Albuquerque Journal Business journalist Winthrop Quigley recently wrote about American health care. The theme of the article is basically that there are often unintended consequences when it comes to changing health care laws.

Quigley also relied on a GAO report that attacked health savings accounts for being targeted at the wealthy when this study was flawed and other studies have shown that health savings accounts are attractive for everyone, not just the rich.

I responded with a letter to the editor that appeared in the paper on Monday and is found below:

Winthrop Quigley is absolutely right that policy decisions – even ostensibly pro-market ones – made in Washington, DC, often have unintended consequences. Nowhere is this clearer than in the area of health care where policies are adopted on top of policies, often with contradictory results.
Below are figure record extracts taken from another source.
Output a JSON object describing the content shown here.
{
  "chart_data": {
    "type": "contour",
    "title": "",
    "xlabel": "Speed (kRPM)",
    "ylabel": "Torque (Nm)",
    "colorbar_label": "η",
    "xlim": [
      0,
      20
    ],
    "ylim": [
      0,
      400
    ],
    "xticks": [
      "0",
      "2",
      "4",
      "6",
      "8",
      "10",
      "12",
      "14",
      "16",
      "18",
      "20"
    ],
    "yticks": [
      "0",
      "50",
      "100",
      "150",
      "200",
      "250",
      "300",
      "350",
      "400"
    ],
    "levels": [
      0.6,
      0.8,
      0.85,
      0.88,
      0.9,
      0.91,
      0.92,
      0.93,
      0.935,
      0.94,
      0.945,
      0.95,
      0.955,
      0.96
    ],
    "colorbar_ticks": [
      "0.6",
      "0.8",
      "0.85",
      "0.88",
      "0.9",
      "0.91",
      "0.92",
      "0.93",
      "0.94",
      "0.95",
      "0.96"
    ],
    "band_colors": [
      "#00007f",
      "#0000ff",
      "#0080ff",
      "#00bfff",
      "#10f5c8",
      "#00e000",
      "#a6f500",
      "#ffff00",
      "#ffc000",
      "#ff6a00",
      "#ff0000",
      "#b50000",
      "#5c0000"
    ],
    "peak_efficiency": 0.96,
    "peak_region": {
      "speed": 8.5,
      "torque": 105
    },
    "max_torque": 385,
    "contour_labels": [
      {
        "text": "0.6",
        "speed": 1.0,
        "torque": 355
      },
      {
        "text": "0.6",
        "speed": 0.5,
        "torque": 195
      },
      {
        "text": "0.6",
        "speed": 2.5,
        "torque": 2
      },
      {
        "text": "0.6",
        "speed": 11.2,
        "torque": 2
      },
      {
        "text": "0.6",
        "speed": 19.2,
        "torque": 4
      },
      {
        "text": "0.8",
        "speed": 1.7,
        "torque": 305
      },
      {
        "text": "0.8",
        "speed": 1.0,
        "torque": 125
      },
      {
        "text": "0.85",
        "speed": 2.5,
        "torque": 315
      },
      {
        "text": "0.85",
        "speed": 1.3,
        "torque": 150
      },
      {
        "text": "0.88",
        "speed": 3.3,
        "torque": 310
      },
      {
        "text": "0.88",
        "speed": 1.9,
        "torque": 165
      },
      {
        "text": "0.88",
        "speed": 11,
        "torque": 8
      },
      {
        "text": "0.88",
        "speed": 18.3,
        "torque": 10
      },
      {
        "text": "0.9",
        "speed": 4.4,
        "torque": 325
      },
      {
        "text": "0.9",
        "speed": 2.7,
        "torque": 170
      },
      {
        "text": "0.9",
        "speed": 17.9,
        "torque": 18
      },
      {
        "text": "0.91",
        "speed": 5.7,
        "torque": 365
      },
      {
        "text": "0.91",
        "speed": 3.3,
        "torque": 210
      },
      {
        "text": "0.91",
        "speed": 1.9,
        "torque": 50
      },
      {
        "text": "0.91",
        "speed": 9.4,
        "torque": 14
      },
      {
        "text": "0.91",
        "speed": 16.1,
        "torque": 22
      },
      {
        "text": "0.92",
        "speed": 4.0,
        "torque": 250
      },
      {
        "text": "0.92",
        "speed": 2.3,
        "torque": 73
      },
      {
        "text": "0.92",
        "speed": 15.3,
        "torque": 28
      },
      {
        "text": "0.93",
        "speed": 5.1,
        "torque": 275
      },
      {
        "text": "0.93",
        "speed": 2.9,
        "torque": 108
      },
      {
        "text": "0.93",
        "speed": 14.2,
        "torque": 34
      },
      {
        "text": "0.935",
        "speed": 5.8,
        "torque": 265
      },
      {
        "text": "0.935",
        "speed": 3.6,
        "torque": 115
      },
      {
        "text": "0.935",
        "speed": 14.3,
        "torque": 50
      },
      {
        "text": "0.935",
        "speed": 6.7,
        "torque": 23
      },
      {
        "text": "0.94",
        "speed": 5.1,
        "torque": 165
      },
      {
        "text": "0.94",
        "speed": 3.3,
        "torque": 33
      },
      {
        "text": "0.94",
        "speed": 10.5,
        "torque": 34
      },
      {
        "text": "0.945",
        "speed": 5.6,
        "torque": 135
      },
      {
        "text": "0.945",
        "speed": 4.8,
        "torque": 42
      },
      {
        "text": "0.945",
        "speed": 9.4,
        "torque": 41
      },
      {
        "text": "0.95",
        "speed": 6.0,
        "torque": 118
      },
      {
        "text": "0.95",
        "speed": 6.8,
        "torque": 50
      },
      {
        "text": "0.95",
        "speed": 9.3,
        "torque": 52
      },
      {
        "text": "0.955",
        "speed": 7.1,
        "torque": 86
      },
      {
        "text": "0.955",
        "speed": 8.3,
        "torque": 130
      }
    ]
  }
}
Unraveling this mess of policies will take political will and humility, two things that are in very short supply in Washington, but things will move in a better direction if certain principles are followed including:

• Not all wisdom comes from Washington. Let the 50 “laboratories of democracy” tackle the health care issue their own way;
• Spending on health care programs – including Medicare and Medicaid — should be managed at the state level. The block grant model worked in the 1990s with welfare reform, it could work again;
• Better decisions and greater efficiency will result from putting health care dollars back in the hands of patients and consumers, not governments and insurance companies.

The aforementioned principles have been ignored by Democrats and Republicans alike, leading to our current mess. President Obama’s health care law, like Bush’s massive Medicare prescription drug bill, centralized decision-making and has led (or will lead) to massive deficits and inefficient delivery of health care services.

We can and must do better in health care for our own health and for the fiscal health of the nation.